While many VTubers and other streamers are rallying to move out of Twitch, some VTubers have opposed the idea, with others saying doing both platforms at the same time can be beneficial in particular cases.
Take Kawa Entertainment’s Koziichu’s take for instance. In a Twitter thread, she explained that if VTubers aim to focus on live streaming content only, stick to Twitch for now. Meanwhile, if VTubers want to live stream on YouTube, they need to be wary that it should end up like a proper video and not an uncut stream; streams on average must range between an hour or two.
Meanwhile, VTuber manager Tessa Villaverde said that while YouTube is improving its features regularly, VTubers need to understand that the platform favors a wide range of content, and that streaming VODs should not be the sole reason to grow on the platform. There should be things such as highlights and YouTube Shorts, as well as being wary of retention time across their subscribers.
However, fellow VTuber manager Lucky commented that if VTubers are estimated to have less than 1,000 followers, it is better for them to stick to Twitch for the meantime. For her, the conversion rate for people to go from Twitch to YouTube is not big right now, pointing out to various streamers in the past few months who have made deals with YouTube to leave Twitch.
Lastly, composer and ASMR VTuber Kyou has tweeted a multitude of takes related to the Twitch/YouTube rivalry, and stated that if VTubers are all after revenue, they should utilize every channel they have.

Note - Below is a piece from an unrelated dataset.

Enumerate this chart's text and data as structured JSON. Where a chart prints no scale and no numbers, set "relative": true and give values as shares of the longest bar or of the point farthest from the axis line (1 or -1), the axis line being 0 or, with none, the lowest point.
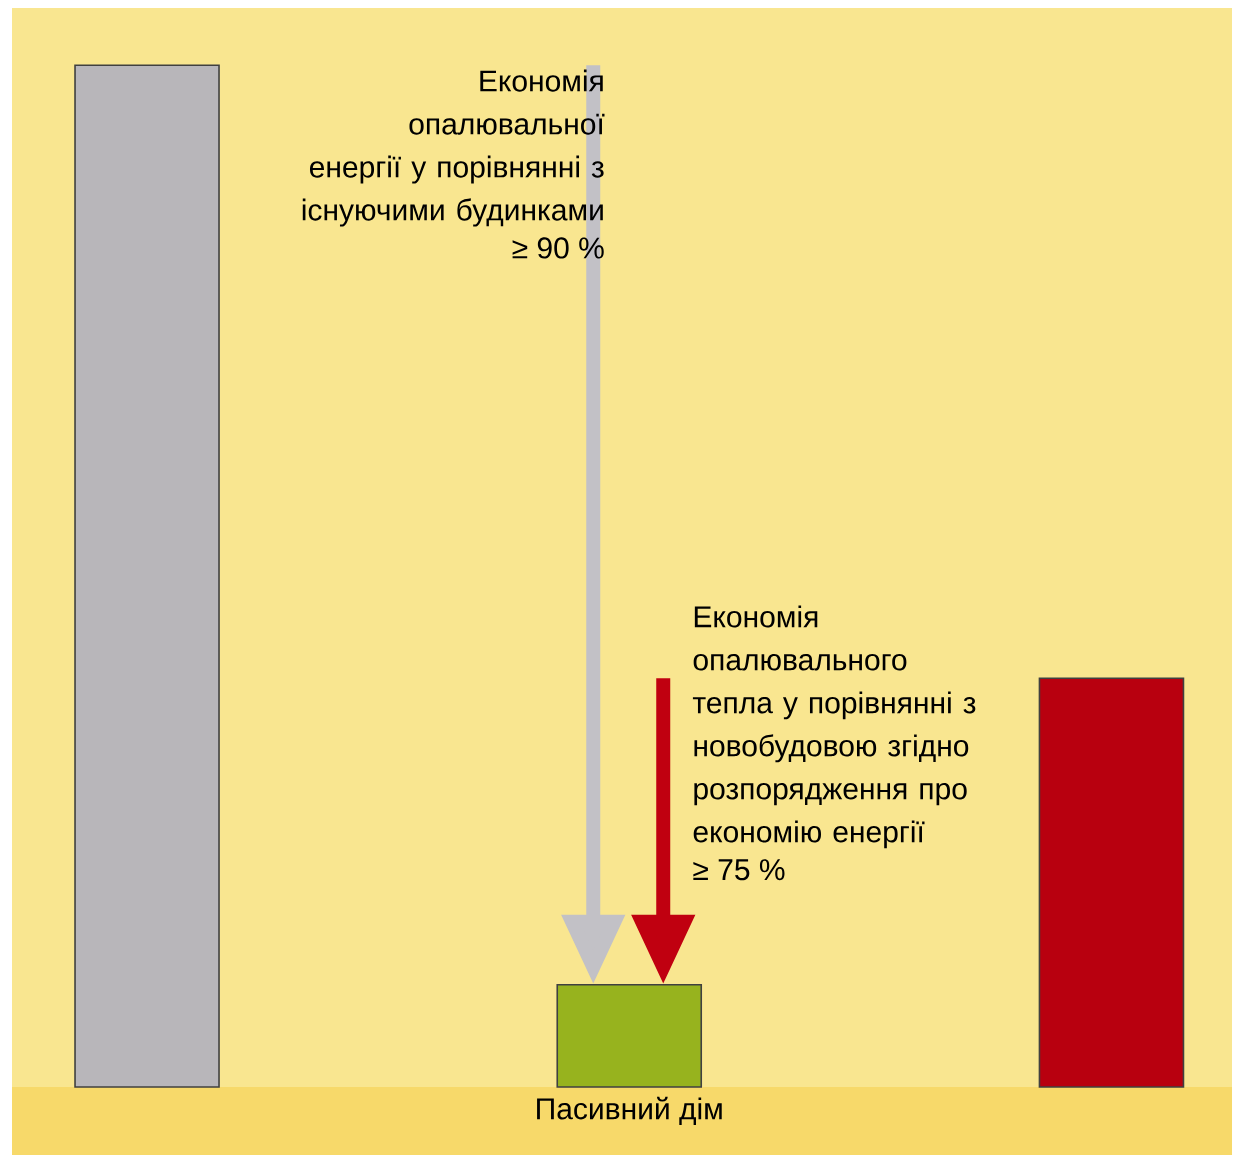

Kyou also pointed out that most people who have the liberty to change platforms quickly are privileged, since it allows them to shift without hurting their own brand and content.
Regardless, the Twitch/YouTube platform debacle still remains to this day among creators whenever a new major update from these platforms are being made. Only long-term observation can tell which of the platforms work best for the VTuber community.